Craft Smoothie
- Company type: Private
- Industry: Meal kit E-commerce Retail
- Founded: 2016
- Founders: Riki Hoeata
- Headquarters: New Zealand
- Areas served: New Zealand Wide Auckland Wellington Christchurch Hamilton Tauranga Napier-Hastings Dunedin Queenstown Wānaka Palmerston North Nelson Blenheim Rotorua Taupō New Plymouth Whangārei Invercargill Timaru Whanganui Gisborne
- Website: www.craftsmoothie.co.nz

= Craft Smoothie =

NZ delivery service

Craft Smoothie is a smoothie box delivery service that delivers pre-portioned smoothie ingredients and recipes weekly to subscribers in New Zealand.

== History ==
Craft Smoothie was started by former New Zealand Rugby player, Riki Hoeata, following a concussion injury which cut short his rugby playing career.
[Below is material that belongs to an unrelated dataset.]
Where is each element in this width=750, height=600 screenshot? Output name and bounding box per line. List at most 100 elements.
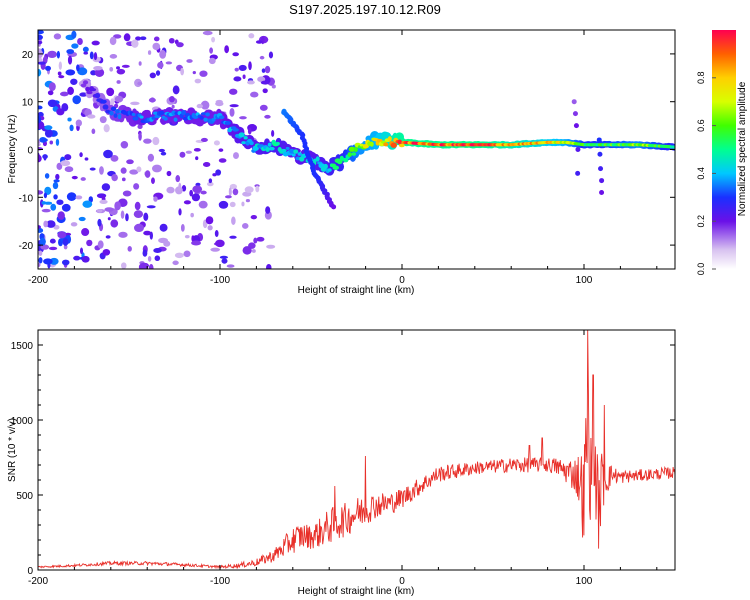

The first smoothie boxes were delivered in 2016, and in October 2017, Craft Smoothie was named a finalist in The David Awards in the categories of Most Outstanding Fledgling Business and Most Outstanding Triumph Over Adversity and was the winner of the Solo Meo Award for 2017.

== Products ==
Each smoothie kit comes with pre-portioned ingredients and instructions to make superfood smoothies at home. The recipes change each week depending on the season and include fresh fruit and vegetables, and organic nuts, seeds and superfoods.